Friday, April 19, 2013

Still Clinging to that First Cup of Coffee....

For the past five years, I have engaged in the daily (well - almost daily as I have missed a day or three along the way) exercise of using this space to exorcise and to exercise my demons.  Five years in, we have worked up one hell of a sweat - my demons and me.   Whether all of that perspiration has amounted to anything more than odorous armpits and collar stains I know not.  I tend to doubt it.   I am, after all, intimately familiar with the source from which it emanates.    

As a much-younger man I lived in dread of fulfilling my self-created prophecy of being my father's son.  I say that not because there was anything wrong with Dad....other than the flaws that exist in each and every one of us.  I had the luxury as his son of seeing them in him even when he could not - or would not - see them in himself.  He died at a time in my life when we were very much waging war on one another.  I was fourteen.  I had reached the age where it appeared for reasons I never quite fathomed as if Dad no longer viewed his sons (and there are three of us) as proteges or companions but rather as potential threats and adversaries.  In what turned out to be the final six months of his life, he and I said a number of things to one another, which things never were rescinded or taken back.

For any number of reasons, Kevin Costner's Field of Dreams has long been one of my favorite films.  Among those reasons is the scene in Ray's VW bus as he and Terence Mann are driving back to Iowa with a young ballplayer named Archie Graham in tow.  Ray tells Mann that as a young man he said something deliberately hurtful to his father shortly before leaving home for college and that his father had died before he could take it back.  While I reasonably anticipate that had he lived at some point Dad and I would have reached the nadir in our relationship and thereafter climbed our way back to respectability,  his death prevented any such bounce from occurring.  At this point in my life, almost thirty-two years after his death I know not whether that was an expectation or merely a hope.  The line between the former and the latter can become quite blurred.  

Once upon a lifetime ago I sought solace from the voices that were fighting for air time in my head in the soothing elixir of alcohol.   Do not misunderstand - consumption of alcohol is a habit I have never been able to shake entirely.  These days however I possess an "OFF" switch, which switch appears to have been installed at or about the time Margaret and I got married.   It took me a considerable number of years - and a considerable amount of money - before I learned that the voices I thought I was successfully drowning night in and night out had merely learned how to hold their breath for a long, long time.  Their return was as certain as the next day's arrival.  

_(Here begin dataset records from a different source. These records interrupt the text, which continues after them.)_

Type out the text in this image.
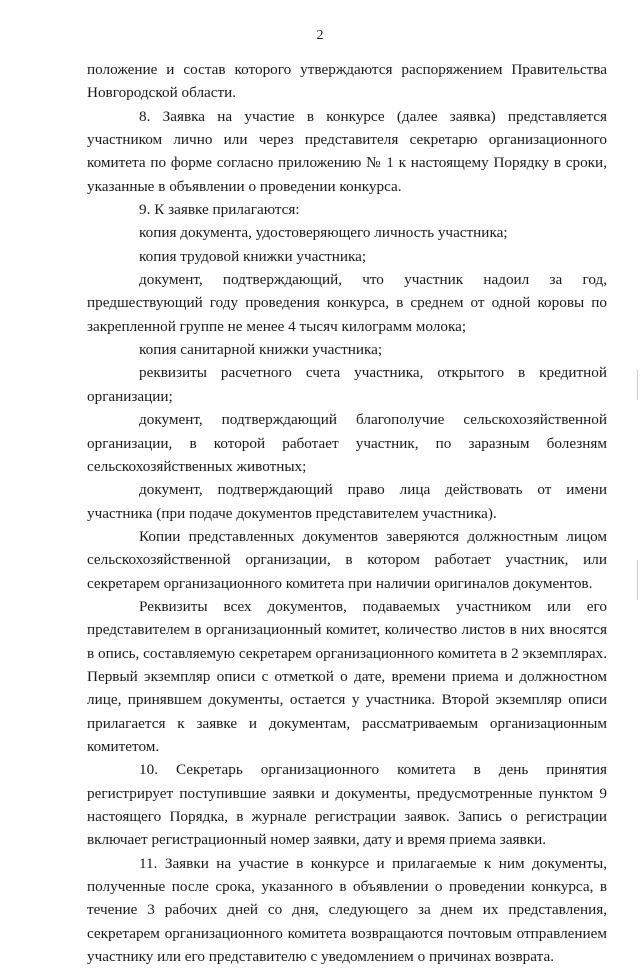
2

положение и состав которого утверждаются распоряжением Правительства Новгородской области.

8. Заявка на участие в конкурсе (далее заявка) представляется участником лично или через представителя секретарю организационного комитета по форме согласно приложению № 1 к настоящему Порядку в сроки, указанные в объявлении о проведении конкурса.

9. К заявке прилагаются:

копия документа, удостоверяющего личность участника;

копия трудовой книжки участника;

документ, подтверждающий, что участник надоил за год, предшествующий году проведения конкурса, в среднем от одной коровы по закрепленной группе не менее 4 тысяч килограмм молока;

копия санитарной книжки участника;

реквизиты расчетного счета участника, открытого в кредитной организации;

документ, подтверждающий благополучие сельскохозяйственной организации, в которой работает участник, по заразным болезням сельскохозяйственных животных;

документ, подтверждающий право лица действовать от имени участника (при подаче документов представителем участника).

Копии представленных документов заверяются должностным лицом сельскохозяйственной организации, в котором работает участник, или секретарем организационного комитета при наличии оригиналов документов.

Реквизиты всех документов, подаваемых участником или его представителем в организационный комитет, количество листов в них вносятся в опись, составляемую секретарем организационного комитета в 2 экземплярах. Первый экземпляр описи с отметкой о дате, времени приема и должностном лице, принявшем документы, остается у участника. Второй экземпляр описи прилагается к заявке и документам, рассматриваемым организационным комитетом.

10. Секретарь организационного комитета в день принятия регистрирует поступившие заявки и документы, предусмотренные пунктом 9 настоящего Порядка, в журнале регистрации заявок. Запись о регистрации включает регистрационный номер заявки, дату и время приема заявки.

11. Заявки на участие в конкурсе и прилагаемые к ним документы, полученные после срока, указанного в объявлении о проведении конкурса, в течение 3 рабочих дней со дня, следующего за днем их представления, секретарем организационного комитета возвращаются почтовым отправлением участнику или его представителю с уведомлением о причинах возврата.
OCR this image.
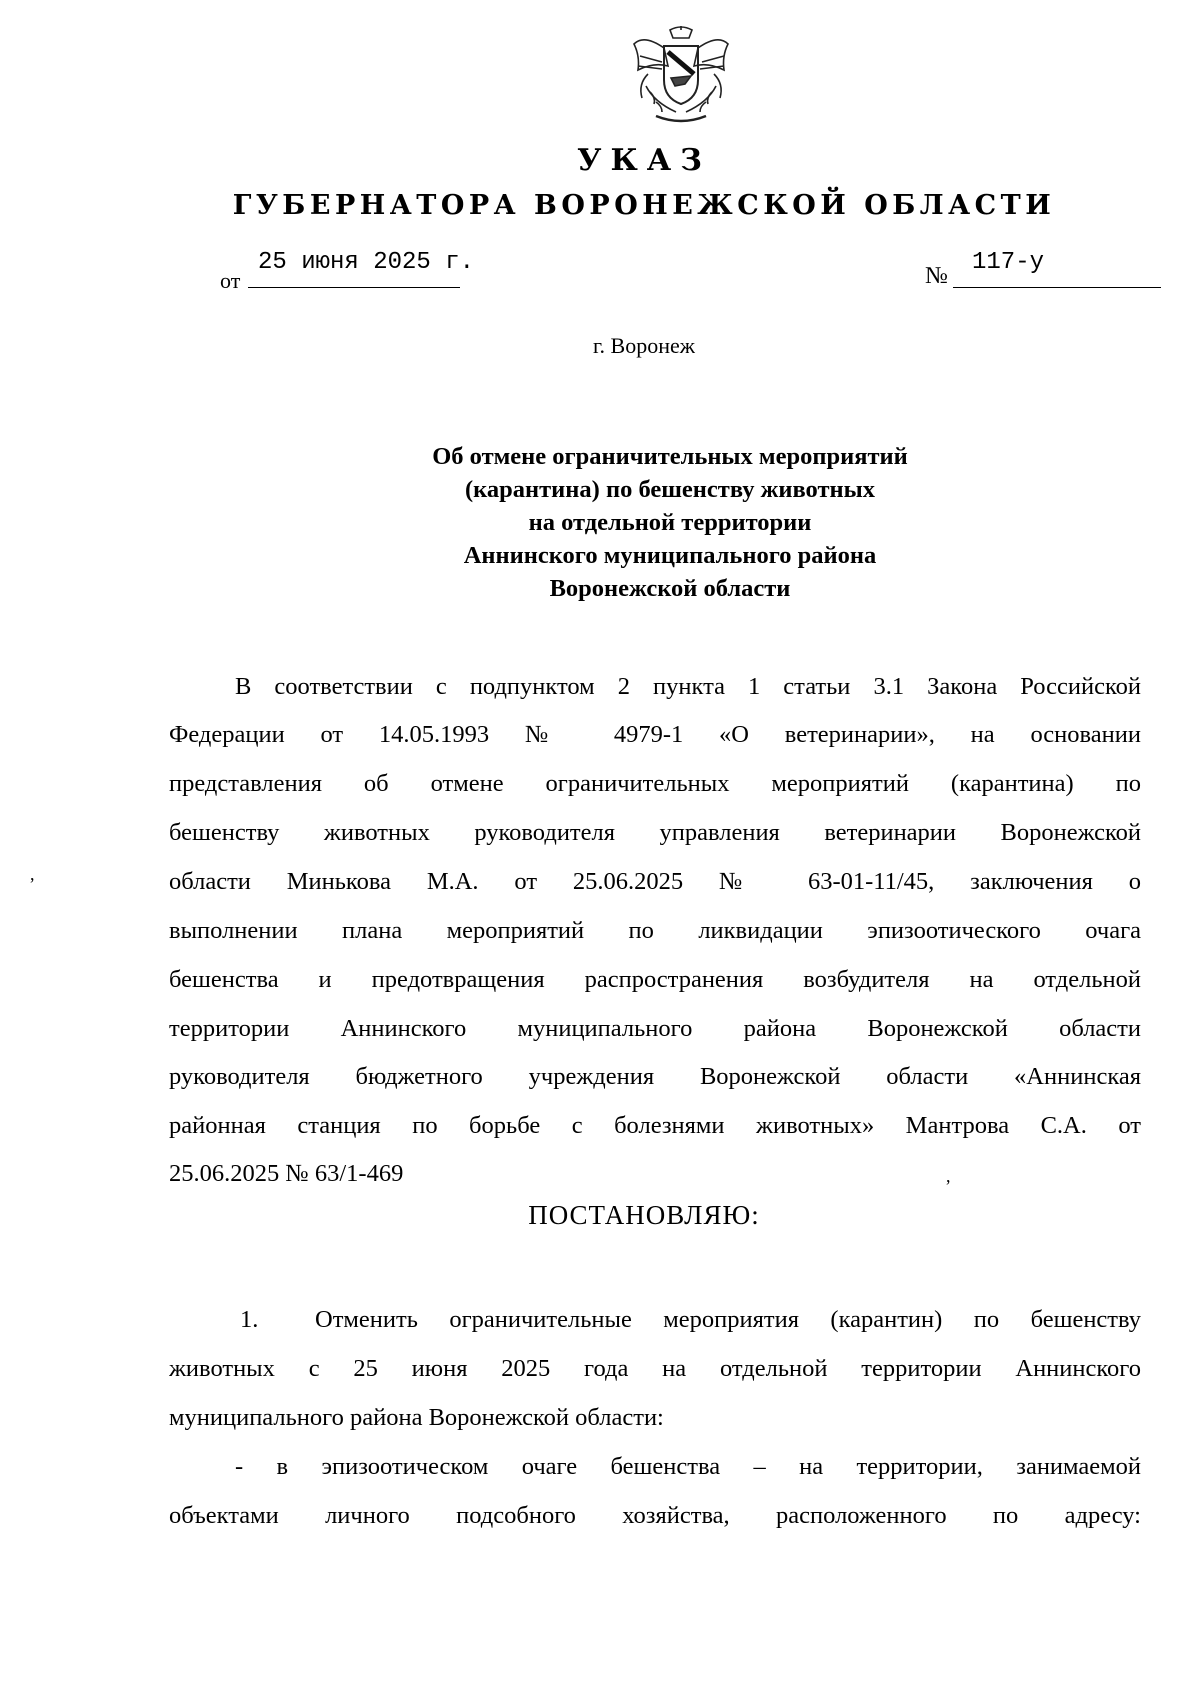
УКАЗ
ГУБЕРНАТОРА ВОРОНЕЖСКОЙ ОБЛАСТИ
от
25 июня 2025 г.	№ 117-у
г. Воронеж
Об отмене ограничительных мероприятий
(карантина) по бешенству животных
на отдельной территории
Аннинского муниципального района
Воронежской области
В соответствии с подпунктом 2 пункта 1 статьи 3.1 Закона Российской
Федерации от 14.05.1993 № 4979-1 «О ветеринарии», на основании
представления об отмене ограничительных мероприятий (карантина) по
бешенству животных руководителя управления ветеринарии Воронежской
области Минькова М.А. от 25.06.2025 № 63-01-11/45, заключения о
выполнении плана мероприятий по ликвидации эпизоотического очага
бешенства и предотвращения распространения возбудителя на отдельной
территории Аннинского муниципального района Воронежской области
руководителя бюджетного учреждения Воронежской области «Аннинская
районная станция по борьбе с болезнями животных» Мантрова С.А. от
25.06.2025 № 63/1-469
ПОСТАНОВЛЯЮ:
1. Отменить ограничительные мероприятия (карантин) по бешенству
животных с 25 июня 2025 года на отдельной территории Аннинского
муниципального района Воронежской области:
- в эпизоотическом очаге бешенства – на территории, занимаемой
объектами личного подсобного хозяйства, расположенного по адресу:
,
,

Even after I learned how to greatly curtail the amount of alcohol I consumed, the chorus of angry voices still sang out in my head.  I spent a lot of time being angry - about any number of things - including more than a few that were worth neither the time nor the effort nor the anger.  I had things on my mind and on my chest and needed a place to expel them.  Luckily for me and for my family, I have worked at least thirty miles from home for most of my professional life.  I came to appreciate the effectiveness of a lengthy commute as a coping mechanism. Whether the strangers sharing space with me on the State of Concrete Gardens' highways and byways embraced it with similar vigor I know not.  I tend to think they did not.   

I write for much the same reason that I run. It is equal parts cathartic and therapeutic.  It quiets the voices.  It quells the anger.  It provides a release point for the frustrations brought about by day-to-day life.  It is perhaps the single-most selfish act in which I engage.  And I do it on a daily basis.   Over the course of these past five years I have received feedback to some of what I have written.  Surprisingly, most of it has been complimentary.  Less so, a small percentage of it has been something far, far away from complimentary altogether.   I have angered a number of people due to one or more things I have written.   

It was not - and has never been - my intention to inspire or to infuriate you.  This is a piece written not for two but for one.  Only for one.  Always for one.  This little piece of virtual real estate belongs to me still simply because I need it.  It fulfills a very important purpose in my life.  For as long as it does so, it shall be here....

....and so shall I.   Long after everyone else has gone home.  And long after my cup of coffee has gone cold.